Ecrit par Vale Levin, traduit de l’espagnol par Faustine Sigal

 

S’il y a un endroit qui est généralement redouté par les étudiants, c’est la salle des professeurs. Parfois un sombre recoin, d’autres fois dans un endroit central pour avoir un panoptique de l’école ou de la récréation. Dans cet espace, les enseignants se réunissent impatiemment lorsque la cloche sonne pour la récréation, presque aussi impatients que les élèves, afin de faire une pause et profiter d’un café, d’un thé ou d’une bonne conversation. Il y règne généralement comme un murmure constant. Là, beaucoup décident de continuer leur cours, mais auprès de leurs pairs. Parfois, l’ambiance est festive après les vacances d’hiver ou d’été. Parfois, l’ambiance est tendue, surtout lorsque la conversation se tourne vers la politique, par exemple. Le plus drôle, c’est que pour de nombreux étudiants, la salle des professeurs est un endroit mystérieux. Tellement mystérieux qu’un élève m’a demandé un jour: « Comment les professeurs se battent-ils dans la salle des professeurs? » Ce mot; « se battre » est resté dans ma tête. D’autant que le terme n’était pas de se disputer mais de se battre.

 

Pendant de nombreuses années, j’ai enseigné dans des écoles publiques, dans des zones défavorisées, avec une population très vulnérable. Les codes y sont singuliers. Les mots sont différents. Les ressources sont autres. Les inégalités sociales amènent parfois à comprendre que les outils sont limités et il m’a été très difficile de faire comprendre à mes élèves que leurs ressources pourraient être plus étendues, notamment sur le plan matériel. J’ai perdu cette bataille. Mais il y avait une autre bataille que j’étais plus que déterminée à livrer et c’était la bataille des mots. J’étais sûr que quelle que soit l’origine de mes élèves, le peu de chance qu’ils avaient à la maison, sur le plan linguistique, ils pourraient aller beaucoup plus loin que là où ils se trouvaient.

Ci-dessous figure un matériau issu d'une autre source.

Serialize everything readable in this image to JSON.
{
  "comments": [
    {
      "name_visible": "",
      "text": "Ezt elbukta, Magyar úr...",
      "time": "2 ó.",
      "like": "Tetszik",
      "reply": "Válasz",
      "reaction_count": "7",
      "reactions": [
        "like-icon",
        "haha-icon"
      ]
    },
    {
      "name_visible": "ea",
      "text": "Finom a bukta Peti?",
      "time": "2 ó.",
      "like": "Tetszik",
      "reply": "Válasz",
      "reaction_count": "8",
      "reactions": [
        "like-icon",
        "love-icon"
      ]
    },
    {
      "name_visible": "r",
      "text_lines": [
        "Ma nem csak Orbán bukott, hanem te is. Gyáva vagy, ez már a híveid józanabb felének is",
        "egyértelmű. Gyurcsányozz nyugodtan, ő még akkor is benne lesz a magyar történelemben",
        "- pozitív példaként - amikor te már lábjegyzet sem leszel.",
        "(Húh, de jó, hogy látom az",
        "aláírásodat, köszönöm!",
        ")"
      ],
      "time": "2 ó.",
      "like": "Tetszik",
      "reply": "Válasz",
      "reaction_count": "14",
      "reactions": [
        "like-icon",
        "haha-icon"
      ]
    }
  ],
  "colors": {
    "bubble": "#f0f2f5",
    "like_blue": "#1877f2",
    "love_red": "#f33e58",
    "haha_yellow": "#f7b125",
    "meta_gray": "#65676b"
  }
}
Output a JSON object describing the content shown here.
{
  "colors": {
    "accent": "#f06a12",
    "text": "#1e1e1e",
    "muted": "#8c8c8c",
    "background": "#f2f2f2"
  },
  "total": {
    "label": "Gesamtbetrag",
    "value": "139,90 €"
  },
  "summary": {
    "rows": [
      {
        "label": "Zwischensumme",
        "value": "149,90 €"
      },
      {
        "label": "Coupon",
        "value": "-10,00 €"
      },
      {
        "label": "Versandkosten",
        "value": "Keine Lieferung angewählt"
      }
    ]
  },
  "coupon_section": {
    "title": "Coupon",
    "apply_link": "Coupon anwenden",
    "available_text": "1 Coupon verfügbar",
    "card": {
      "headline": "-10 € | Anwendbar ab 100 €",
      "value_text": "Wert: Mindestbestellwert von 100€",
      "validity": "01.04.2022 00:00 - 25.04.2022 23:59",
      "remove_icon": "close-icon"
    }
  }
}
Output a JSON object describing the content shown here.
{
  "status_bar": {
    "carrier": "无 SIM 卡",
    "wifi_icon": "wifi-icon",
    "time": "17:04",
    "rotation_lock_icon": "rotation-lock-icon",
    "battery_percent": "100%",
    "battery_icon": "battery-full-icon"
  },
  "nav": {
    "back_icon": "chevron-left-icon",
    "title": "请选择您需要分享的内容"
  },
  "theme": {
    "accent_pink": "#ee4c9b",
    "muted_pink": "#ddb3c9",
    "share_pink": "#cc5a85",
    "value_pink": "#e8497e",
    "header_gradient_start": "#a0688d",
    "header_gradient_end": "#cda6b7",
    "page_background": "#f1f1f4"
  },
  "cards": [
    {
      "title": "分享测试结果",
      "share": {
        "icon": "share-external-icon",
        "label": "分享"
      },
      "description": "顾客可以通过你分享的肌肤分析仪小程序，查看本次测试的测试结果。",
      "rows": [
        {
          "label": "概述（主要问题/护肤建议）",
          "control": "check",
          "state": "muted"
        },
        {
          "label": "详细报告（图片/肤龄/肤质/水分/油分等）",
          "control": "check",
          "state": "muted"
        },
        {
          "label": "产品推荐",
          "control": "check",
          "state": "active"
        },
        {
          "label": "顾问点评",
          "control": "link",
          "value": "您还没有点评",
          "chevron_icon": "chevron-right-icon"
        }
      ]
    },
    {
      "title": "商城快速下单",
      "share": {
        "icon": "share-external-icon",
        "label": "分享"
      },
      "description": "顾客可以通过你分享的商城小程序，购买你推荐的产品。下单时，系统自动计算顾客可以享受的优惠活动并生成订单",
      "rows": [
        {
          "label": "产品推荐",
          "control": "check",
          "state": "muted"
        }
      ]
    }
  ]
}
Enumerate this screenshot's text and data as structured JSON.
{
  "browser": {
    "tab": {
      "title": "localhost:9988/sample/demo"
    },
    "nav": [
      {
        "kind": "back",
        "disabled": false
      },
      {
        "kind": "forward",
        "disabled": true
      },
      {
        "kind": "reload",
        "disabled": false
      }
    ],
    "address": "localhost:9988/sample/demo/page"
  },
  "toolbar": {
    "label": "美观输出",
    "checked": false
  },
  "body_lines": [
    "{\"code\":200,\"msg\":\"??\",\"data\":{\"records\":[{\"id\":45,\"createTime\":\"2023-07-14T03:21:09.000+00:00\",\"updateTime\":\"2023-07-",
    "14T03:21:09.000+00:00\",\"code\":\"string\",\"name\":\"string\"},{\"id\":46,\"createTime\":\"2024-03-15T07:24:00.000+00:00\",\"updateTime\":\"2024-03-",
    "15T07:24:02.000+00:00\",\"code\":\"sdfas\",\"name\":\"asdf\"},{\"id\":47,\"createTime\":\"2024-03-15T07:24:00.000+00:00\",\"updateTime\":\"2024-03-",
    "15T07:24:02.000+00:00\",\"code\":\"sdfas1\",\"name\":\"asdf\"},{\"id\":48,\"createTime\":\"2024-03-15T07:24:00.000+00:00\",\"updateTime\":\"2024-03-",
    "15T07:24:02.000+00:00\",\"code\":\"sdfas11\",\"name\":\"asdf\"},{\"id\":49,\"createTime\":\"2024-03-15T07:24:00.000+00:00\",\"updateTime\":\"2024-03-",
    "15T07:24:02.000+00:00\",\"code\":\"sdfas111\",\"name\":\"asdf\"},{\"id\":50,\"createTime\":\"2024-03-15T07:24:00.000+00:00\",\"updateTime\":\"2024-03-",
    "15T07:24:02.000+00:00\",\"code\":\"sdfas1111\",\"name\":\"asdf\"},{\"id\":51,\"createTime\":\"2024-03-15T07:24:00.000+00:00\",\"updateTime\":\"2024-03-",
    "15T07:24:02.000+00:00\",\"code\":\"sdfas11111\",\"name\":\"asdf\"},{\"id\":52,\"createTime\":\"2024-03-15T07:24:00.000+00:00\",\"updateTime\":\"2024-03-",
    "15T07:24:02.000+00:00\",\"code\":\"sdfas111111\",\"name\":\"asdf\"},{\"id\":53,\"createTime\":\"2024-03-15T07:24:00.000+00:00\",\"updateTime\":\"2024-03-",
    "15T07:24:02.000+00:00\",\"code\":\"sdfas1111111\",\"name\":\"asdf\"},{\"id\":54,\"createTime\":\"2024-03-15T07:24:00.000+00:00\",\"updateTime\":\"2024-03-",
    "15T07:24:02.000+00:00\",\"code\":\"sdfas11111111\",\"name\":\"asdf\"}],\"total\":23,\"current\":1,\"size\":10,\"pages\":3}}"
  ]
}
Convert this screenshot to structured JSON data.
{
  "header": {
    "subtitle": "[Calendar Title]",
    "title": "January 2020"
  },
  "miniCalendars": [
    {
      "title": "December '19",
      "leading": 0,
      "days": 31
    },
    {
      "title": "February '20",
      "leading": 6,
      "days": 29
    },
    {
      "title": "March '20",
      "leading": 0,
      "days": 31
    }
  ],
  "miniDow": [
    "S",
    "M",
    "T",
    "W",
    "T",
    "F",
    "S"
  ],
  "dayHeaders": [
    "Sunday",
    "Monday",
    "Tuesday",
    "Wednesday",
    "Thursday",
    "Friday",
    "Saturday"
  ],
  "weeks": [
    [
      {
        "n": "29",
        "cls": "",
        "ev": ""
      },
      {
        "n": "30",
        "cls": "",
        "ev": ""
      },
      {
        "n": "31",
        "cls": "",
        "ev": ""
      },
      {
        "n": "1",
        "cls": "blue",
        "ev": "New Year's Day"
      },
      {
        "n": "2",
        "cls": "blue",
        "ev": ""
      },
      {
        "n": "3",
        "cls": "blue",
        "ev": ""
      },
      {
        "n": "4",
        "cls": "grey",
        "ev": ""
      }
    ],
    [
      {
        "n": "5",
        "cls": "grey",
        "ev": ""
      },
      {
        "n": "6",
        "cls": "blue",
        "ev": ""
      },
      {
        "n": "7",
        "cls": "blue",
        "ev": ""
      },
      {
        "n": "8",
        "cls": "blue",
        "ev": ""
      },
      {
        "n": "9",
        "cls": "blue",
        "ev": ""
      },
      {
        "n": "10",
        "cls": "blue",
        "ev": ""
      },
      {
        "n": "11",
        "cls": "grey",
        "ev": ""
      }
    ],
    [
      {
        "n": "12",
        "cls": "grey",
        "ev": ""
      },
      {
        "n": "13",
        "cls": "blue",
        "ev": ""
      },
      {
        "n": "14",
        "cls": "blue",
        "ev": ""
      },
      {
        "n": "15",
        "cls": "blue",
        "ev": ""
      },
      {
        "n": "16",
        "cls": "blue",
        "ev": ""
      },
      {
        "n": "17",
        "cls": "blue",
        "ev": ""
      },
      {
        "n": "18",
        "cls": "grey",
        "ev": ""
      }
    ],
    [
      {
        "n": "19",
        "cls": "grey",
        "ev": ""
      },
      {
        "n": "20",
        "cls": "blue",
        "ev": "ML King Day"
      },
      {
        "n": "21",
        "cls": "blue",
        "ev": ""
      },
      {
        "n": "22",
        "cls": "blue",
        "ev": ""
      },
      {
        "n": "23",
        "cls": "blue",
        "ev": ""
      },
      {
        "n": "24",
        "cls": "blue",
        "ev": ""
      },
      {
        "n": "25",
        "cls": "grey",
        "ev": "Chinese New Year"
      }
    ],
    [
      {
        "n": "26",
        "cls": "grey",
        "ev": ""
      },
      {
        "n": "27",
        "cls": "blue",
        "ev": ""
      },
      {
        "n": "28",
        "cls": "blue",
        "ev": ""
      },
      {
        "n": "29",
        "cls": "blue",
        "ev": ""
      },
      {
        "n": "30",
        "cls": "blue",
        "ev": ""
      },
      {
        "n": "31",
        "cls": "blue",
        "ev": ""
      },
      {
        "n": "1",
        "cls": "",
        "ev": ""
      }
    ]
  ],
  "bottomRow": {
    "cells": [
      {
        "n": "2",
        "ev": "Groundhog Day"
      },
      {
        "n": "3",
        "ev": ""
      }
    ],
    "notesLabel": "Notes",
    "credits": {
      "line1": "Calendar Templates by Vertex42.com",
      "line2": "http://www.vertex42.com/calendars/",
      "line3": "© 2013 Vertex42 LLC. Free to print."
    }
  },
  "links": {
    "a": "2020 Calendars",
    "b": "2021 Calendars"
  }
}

Vraiment très loin. Les bagarres étaient courantes à la récréation, au point que les choses devenaient souvent incontrôlables. Et je ne veux pas dire la violence soit inhérente aux contextes vulnérables. Non, en aucun cas : la violence peut se produire dans toutes les sphères sociales et il est de notre devoir en tant qu’éducateurs de l’éradiquer, comme les inégalités. Mais la vérité, c’est qu’à chaque fois que mes élèves ont eu recours aux coups, il était très difficile pour moi de leur faire comprendre que tout pouvait être résolu avec la parole. Un jour, un élève m’a dit « mais vous, dans la salle des professeurs, vous vous battez, et quand sonne la cloche, vous retournez en classe et vous oubliez votre bagarre ». C’était drôle comme mon élève voulait me faire comprendre sa fureur à travers un exemple qu’il pensait s’appliquer ma réalité alors qu’en réalité ce n’était pas le cas. Il était vrai qu’il y avait des bagarres dans la salle des professeurs mais nous n’allions jamais jusqu’à utiliser la violence pour résoudre les altercations. Il n’était pas non plus question d’oublier le conflit lorsque la sonnette retentissait. Le conflit continuait mais de manière discursive, toujours dans le domaine du mot.

 

Récemment, ma très chère collègue Faustine m’a fourni des sources pour comprendre ce qui se passe dans ces combats, du point de vue du judaïsme: «Toute dispute qui est pour le bien du ciel, durera à la fin. Mais celui qui n’est pas pour l’amour du ciel ne durera pas. Quelle est la controverse qui est pour l’amour du ciel? C’était la controverse Hillel et Shammaï.” (Pirkei Avot) Hillel et Shammaï avaient de profonds désaccords mais ils ne disputaient pas pour se convaincre ou pour obtenir la victoire finale. Au contraire, ils le faisaient fait pour découvrir la vérité à travers le regard de l’autre. Parfois, nous rions et plaisantons avec la blague classique «deux juifs, trois opinions». Mais cette blague a un arrière-plan qui peut être lié à ces sources. On peut débattre de sa position, écouter celle de l’autre et même prendre une troisième opinion en guise de conclusion. Et comme c’est beau quand cela se produit! Car cela signifie que nous étions dans ce dialogue perméables à l’opinion de l’autre, ouverts à accepter un autre point de vue. C’est cela le judaïsme : une culture qui encourage le débat, ouvre les portes aux différences et permet l’échange d’idées non pas en vue du simple triomphe de l’un sur l’autre, mais principalement dans la poursuite de l’idée de pluralité de vues. C’est peut-être cette diversité qui nous fait penser si profondément que peut-être nous fuyons le sujet ou peut-être, simplement, nous l’enrichissons discursivement et intellectuellement.